Kurze Zeit später wurde Saadi im Triumph in das Zeltdorf geleitet. Er übergab das Fell des Löwen seiner Schwägerin, der Frau seines Bruders, zur Zubereitung und begab sich dann nach dem Zelt des Scheiks.
Er wurde dort ganz anders empfangen als vorher. Er mußte sich neben Menalek auf den Ehrenplatz setzen und erhielt Tabak und Pfeife, wobei Liama ihn bedienen mußte, was sie natürlich mit der größten Freude tat.
Die beiden Männer rauchten lange Zeit schweigend, ohne ein Wort zu sprechen; endlich aber legte der Scheik die Pfeife weg und sagte:
„Saadi, du tapferer Sohn der Beni Hassan, du hast mich am Leben erhalten, als ich bereits an der Pforte des Todes stand. Du liebst Liama, meine Tochter?“
Der Gefragte legte nun auch seine Pfeife fort und antwortete:
„Ich liebe sie von ganzem Herzen. Mein Leben gehört dir und ihr; darum habe ich es für dich gewagt, als der Herr des Donners dich zerreißen wollte.“
Der Scheik wendete sich an seine Tochter:
„Liama, du Weide meiner Augen, ist deine Seele diesem Tapferen zugetan?“
„Ja, Vater“, antwortete sie. „Allah hat ihm mein Herz geschenkt; Allah ist allmächtig, ihm ist nicht zu widerstehen.“
„So möge er dein Herr sein, und du sollst sein Weib sein, so lange Allah euch das Leben schenkt. Mein Segen sei euer Eigentum und leuchte euch bis zur letzten Stunde eurer Tage.“
Er legte ihre Hände ineinander. Sie knieten vor ihm nieder, und er segnete sie. Dann trat auch sein Weib herbei und legte unter Tränen ihre Hände auf die Häupter der beiden. Diese Abkömmlinge Ismaels hatten die Sitten ihrer Urahnen in solcher Ursprünglichkeit erhalten, daß die gegenwärtige Szene sehr leicht in die alttestamentliche Zeit zurückgedacht werden könnte.

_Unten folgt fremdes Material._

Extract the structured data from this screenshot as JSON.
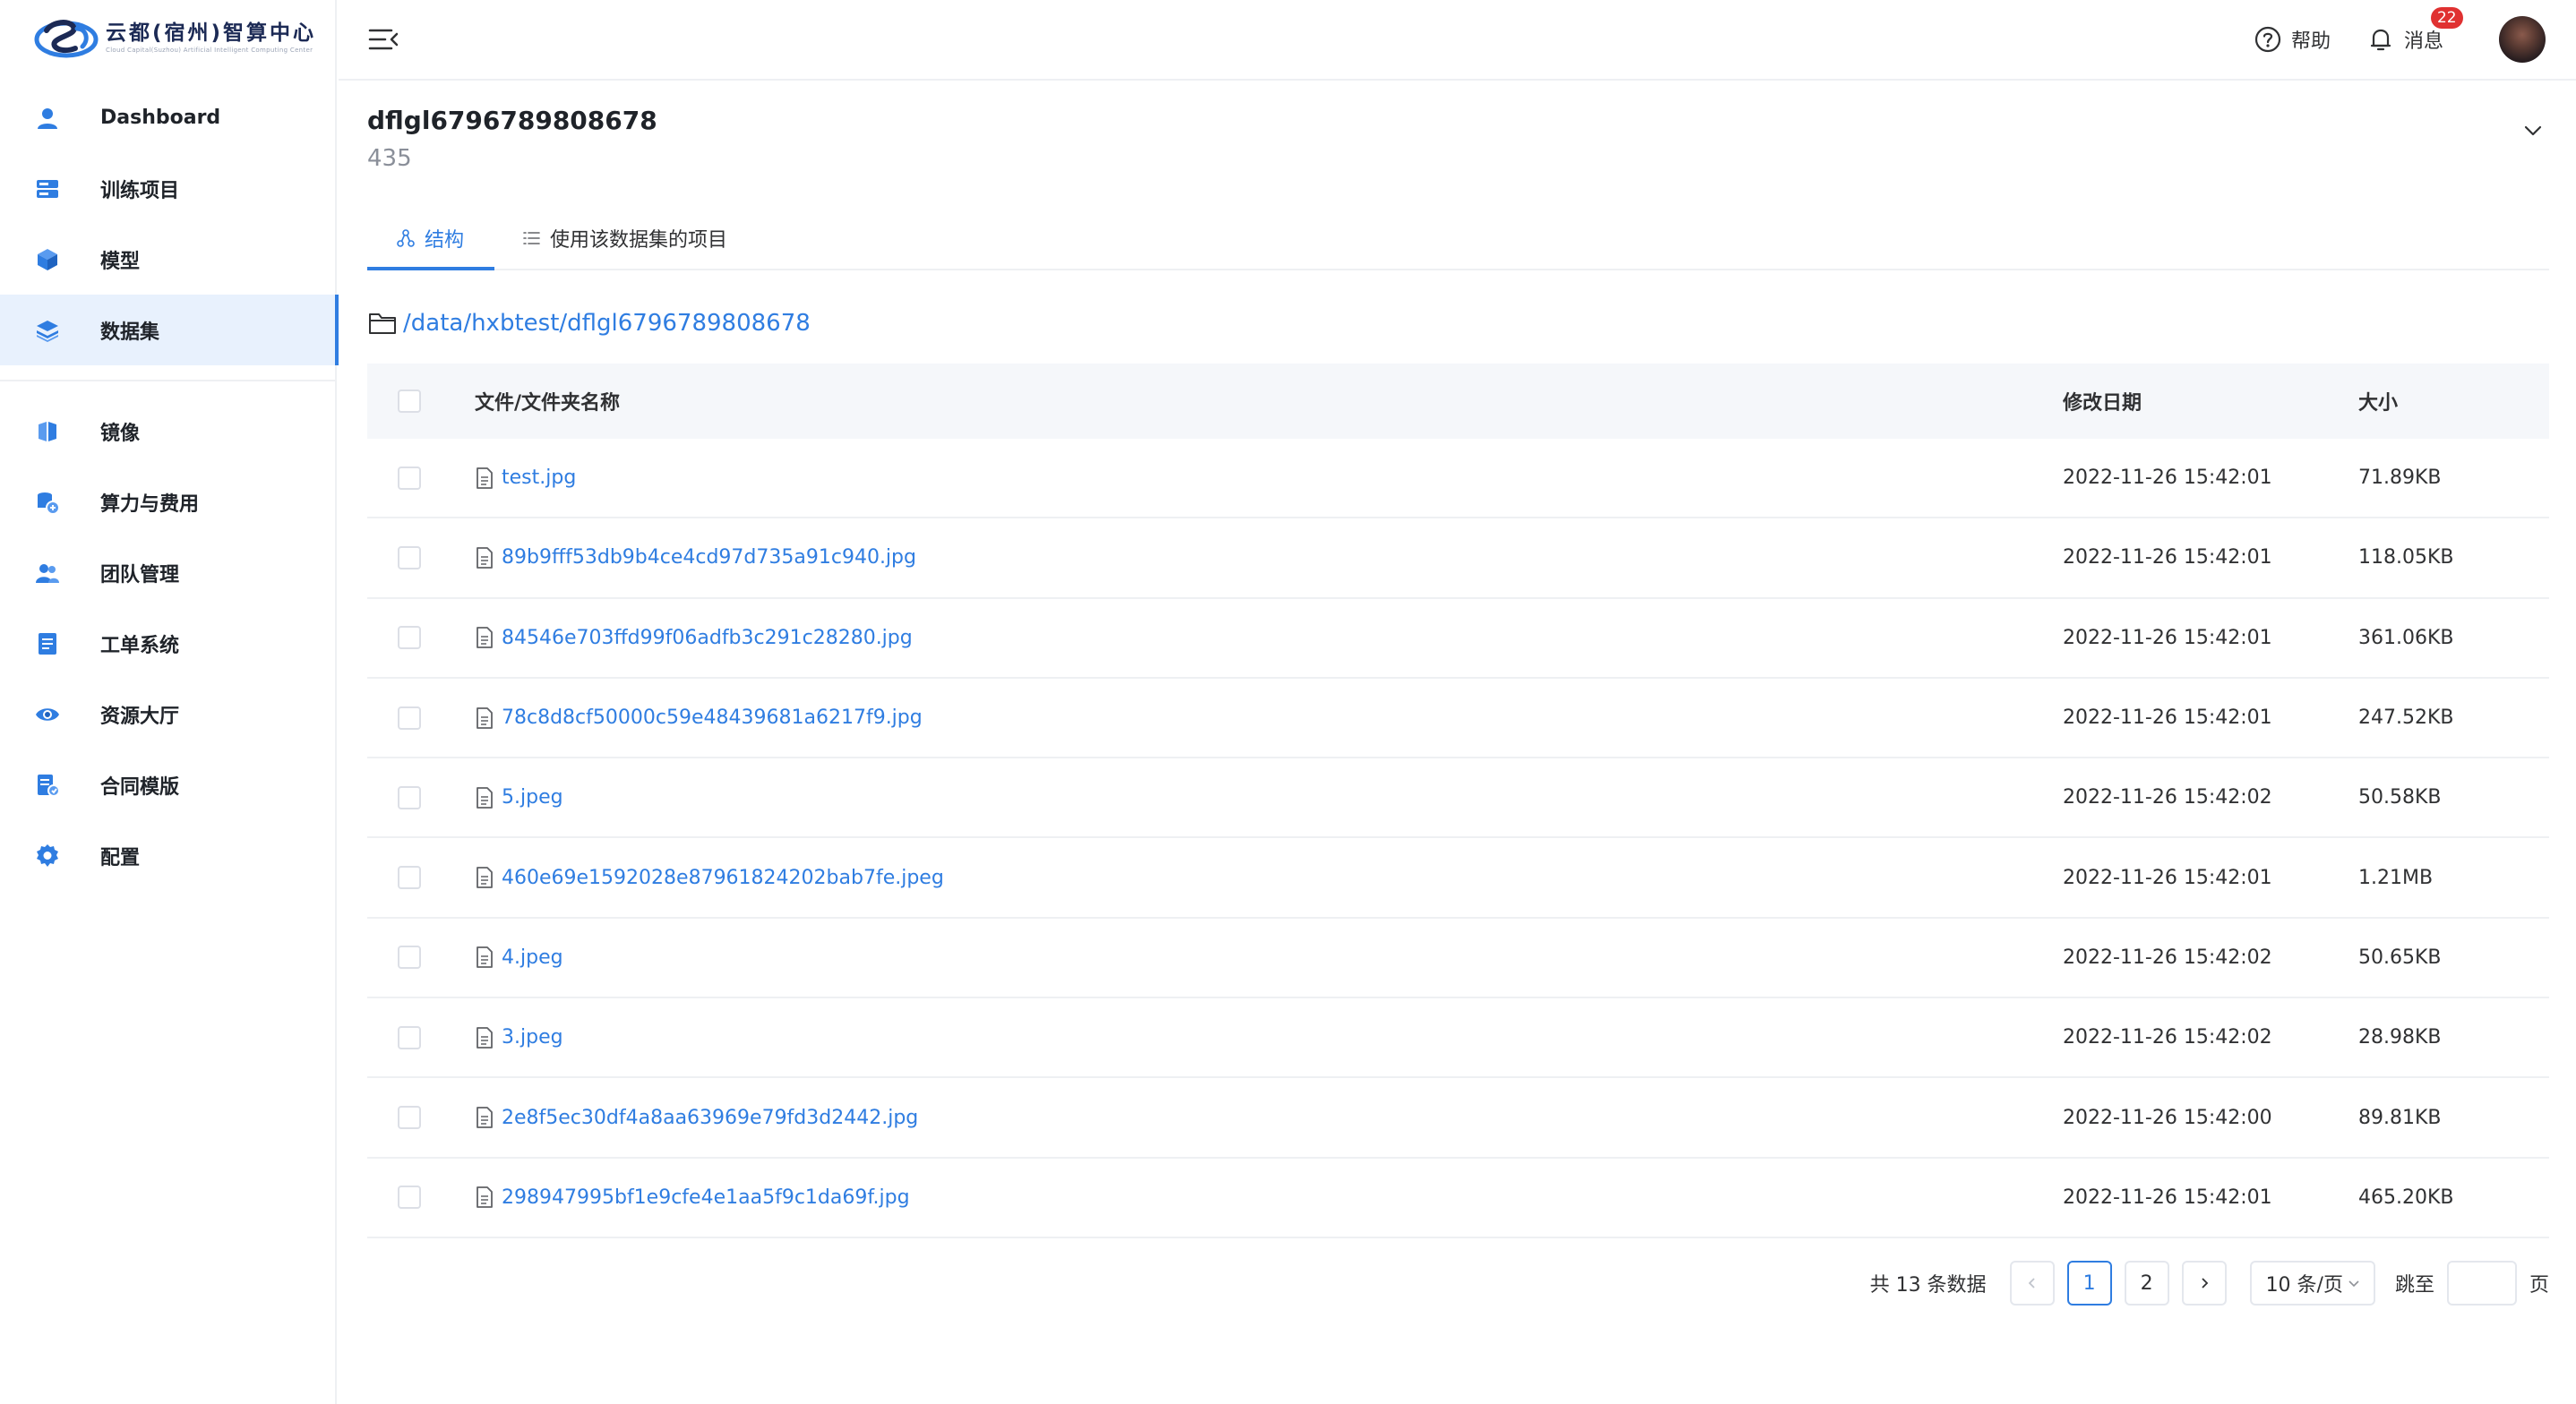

„So seid ihr denn bereits heute Mann und Weib“, sagte der Scheik. „Doch wenn der neue Monat beginnt, soll eure Hochzeit gefeiert werden, so weit die Herden der Beni Hassan weiden. Von jetzt an soll Saadi in meinem Zelt wohnen. Liama ist mein Kind und er mein einziger Sohn. Was ich habe, ist auch sein Eigentum. Der Wille Allahs soll geschehen.“
Hierauf zog er sich in den hinteren Teil des Zeltes zurück; die Liebenden aber, welche so unerwartet und plötzlich glücklich geworden waren, traten aus demselben hinaus, um beim Schein der Sterne von der Seligkeit zu flüstern, welche jetzt in ihrem Herzen wohnte. – – –
Am anderen Morgen ritten drei Männer in das Zeltdorf ein. Sie sahen ungeheuer staubig aus und hatten das Aussehen von Leuten, welche eine große Reise hinter sich haben.
Sie sprangen vor dem Zelt des Scheiks vom Pferd. Dieser trat hinter dem Vorhang hervor. Als er sie betrachtete, legte sich seine Stirn in Falten.
„Wer seid ihr?“ fragte er.
„Wir sind Tuaregs“, antwortete einer der Männer in stolzem Ton.
Die Tuaregs sind ein vielstämmiges Wüstenvolk, dunkler gezeichnet als die Mauren und als unverbesserliche Räuber bekannt.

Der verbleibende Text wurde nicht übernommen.